The Center for Rural Development has announced that Emily Phillips will assume a dual leadership role in the organization.
Lonnie Lawson, president and CEO of The Center, announced this week that Phillips will serve as youth programs coordinator while continuing her current position as community liaison.
Phillips will coordinate The Center’s three summer youth leadership programs—Rogers Scholars, Rogers Explorers, and Entrepreneurial Leadership Institute (ELI)—and carry on her work as a community representative of The Center within its 42-county primary service area.
“Emily will concentrate on moving our youth leadership programs forward as we begin recruitment this fall for middle and high school students seeking to apply for next year’s summer camps,” Lawson said. “The Center is dedicated to helping the youth of Southern and Eastern Kentucky develop the skills they need to seize their potential as the region’s next generation of business and entrepreneurial leaders.”
Since January, Phillips has served as community liaison and sales associate at The Center. She documents her travels across the region and experiences along the way in a blog, “The Center Lane,” posted on The Center’s website at centertech.com.
“I am honored to be asked to lead these programs that have such a profound effect on the future of our region,” Phillips said. “Working with the youth programs this past summer, I got to see the immediate impact our programming has on these incredible young people. I look forward to working with these students to make our region an even better place to live and work.”
Before she joined The Center’s staff, Phillips was employed by Monticello Banking Company in Wayne County. Prior to that, she served as a major gifts officer at Union College in Barbourville.

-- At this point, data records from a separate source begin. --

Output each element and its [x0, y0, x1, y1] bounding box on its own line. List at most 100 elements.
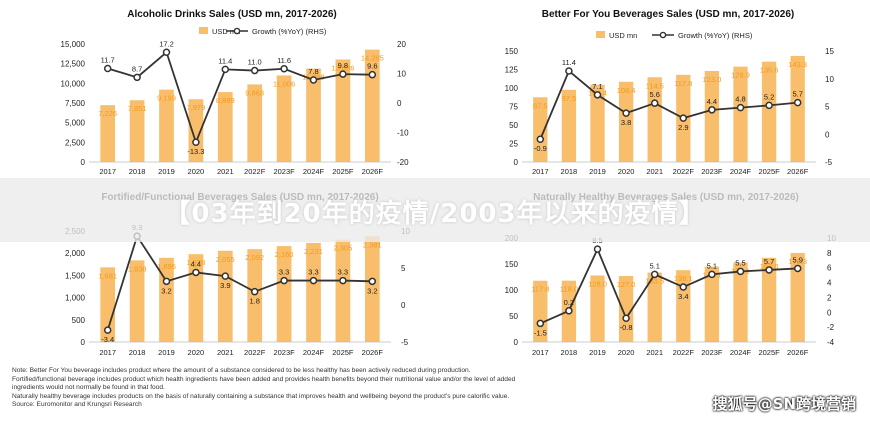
bar [618, 81, 634, 162]
growth-value-label: -13.3 [187, 147, 204, 156]
y-tick-label: 25 [509, 140, 518, 149]
x-tick-label: 2024F [730, 348, 752, 357]
x-tick-label: 2017 [532, 167, 549, 176]
bar-value-label: 2,305 [334, 244, 353, 253]
bar-value-label: 117.8 [531, 285, 549, 294]
growth-line [539, 246, 798, 325]
y-tick-label: 10,000 [61, 79, 86, 88]
growth-marker [103, 64, 112, 73]
x-tick-label: 2018 [561, 348, 578, 357]
bar-value-label: 2,160 [275, 250, 294, 259]
growth-value-label: 5.5 [735, 258, 745, 267]
growth-value-label: 11.0 [248, 58, 262, 67]
footnote-line: ingredients would not normally be found … [12, 384, 165, 392]
bar [188, 254, 204, 342]
bar [217, 250, 233, 342]
growth-marker [736, 267, 745, 276]
bar [647, 77, 662, 162]
growth-marker [368, 277, 377, 286]
x-tick-label: 2020 [618, 167, 635, 176]
bar-value-label: 13,036 [331, 63, 354, 72]
y2-tick-label: -2 [827, 323, 835, 332]
bar [704, 266, 720, 342]
y2-tick-label: 10 [825, 75, 834, 84]
growth-value-label: 11.4 [562, 58, 576, 67]
bar-value-label: 138.1 [674, 274, 693, 283]
growth-value-label: 3.2 [367, 286, 377, 295]
bar [188, 99, 204, 162]
growth-value-label: 3.9 [220, 281, 230, 290]
x-tick-label: 2018 [561, 167, 578, 176]
growth-marker [250, 66, 259, 75]
growth-value-label: 5.9 [792, 255, 802, 264]
bar [100, 105, 116, 162]
y2-tick-label: 10 [397, 70, 406, 79]
legend-label: USD mn [609, 31, 637, 40]
growth-value-label: 5.1 [649, 261, 659, 270]
x-tick-label: 2019 [158, 167, 175, 176]
chart-2: Better For You Beverages Sales (USD mn, … [505, 9, 835, 176]
growth-value-label: 8.7 [132, 64, 142, 73]
chart-title: Better For You Beverages Sales (USD mn, … [542, 9, 795, 20]
y-tick-label: 0 [81, 338, 86, 347]
y2-tick-label: 5 [401, 264, 406, 273]
x-tick-label: 2025F [758, 167, 780, 176]
growth-marker [650, 99, 659, 107]
growth-marker [162, 277, 171, 286]
growth-value-label: 3.2 [161, 286, 171, 295]
y-tick-label: 12,500 [61, 60, 86, 69]
footnote-line: Fortified/functional beverage includes p… [12, 375, 516, 383]
growth-marker [708, 106, 716, 114]
x-tick-label: 2025F [332, 167, 354, 176]
chart-title: Alcoholic Drinks Sales (USD mn, 2017-202… [127, 9, 337, 20]
y2-tick-label: 20 [397, 40, 406, 49]
y2-tick-label: 6 [827, 264, 832, 273]
x-tick-label: 2020 [618, 348, 635, 357]
growth-value-label: 5.1 [707, 261, 717, 270]
growth-marker [736, 103, 745, 112]
growth-marker [250, 287, 259, 296]
y-tick-label: 1,500 [65, 271, 86, 280]
growth-marker [622, 314, 630, 322]
legend-swatch-marker [659, 31, 667, 39]
bar-value-label: 128.0 [588, 279, 607, 288]
bar [129, 100, 145, 162]
growth-value-label: 11.4 [218, 56, 232, 65]
y2-tick-label: 0 [825, 130, 830, 139]
bar-value-label: 8,889 [216, 96, 235, 105]
bar [335, 239, 351, 342]
growth-value-label: -0.8 [620, 323, 633, 332]
growth-value-label: 9.8 [338, 61, 348, 70]
bar-value-label: 7,226 [98, 109, 117, 118]
x-tick-label: 2022F [673, 348, 695, 357]
x-tick-label: 2020 [188, 348, 205, 357]
growth-value-label: 11.7 [101, 55, 115, 64]
watermark: 搜狐号@SN跨境营销 [712, 395, 856, 413]
growth-value-label: 7.8 [308, 67, 318, 76]
footnotes: Note: Better For You beverage includes p… [12, 367, 652, 410]
growth-value-label: 17.2 [159, 39, 174, 48]
y2-tick-label: -5 [401, 338, 409, 347]
y-tick-label: 5,000 [65, 119, 86, 128]
growth-marker [536, 319, 545, 328]
growth-marker [565, 307, 573, 315]
bar-value-label: 7,979 [187, 103, 206, 112]
x-tick-label: 2018 [129, 348, 146, 357]
x-tick-label: 2024F [303, 348, 325, 357]
bar-value-label: 1,896 [157, 262, 176, 271]
footnote-line: Note: Better For You beverage includes p… [12, 367, 471, 374]
x-tick-label: 2021 [646, 167, 663, 176]
growth-marker [309, 76, 318, 84]
x-tick-label: 2019 [589, 348, 606, 357]
growth-marker [192, 138, 200, 146]
x-tick-label: 2021 [646, 348, 663, 357]
bar-value-label: 7,851 [128, 104, 147, 113]
bar [704, 70, 720, 162]
x-tick-label: 2017 [532, 348, 549, 357]
growth-value-label: 5.7 [764, 257, 774, 266]
y-tick-label: 0 [81, 158, 86, 167]
y2-tick-label: 2 [827, 293, 832, 302]
bar-value-label: 14,285 [361, 54, 384, 63]
growth-marker [339, 70, 347, 78]
x-tick-label: 2022F [673, 167, 695, 176]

She earned a bachelor’s degree in political science from Transylvania University, and a master’s degree in public administration from Eastern Kentucky University.
While completing her graduate work, she also served as an intern for Kentucky League of Cities, a Lexington-based organization that supports community innovation, effective leadership and quality governance in cities across Kentucky.
Phillips and her husband, Frank, an attorney with Phillips & Phillips Attorneys, make their home in Monticello.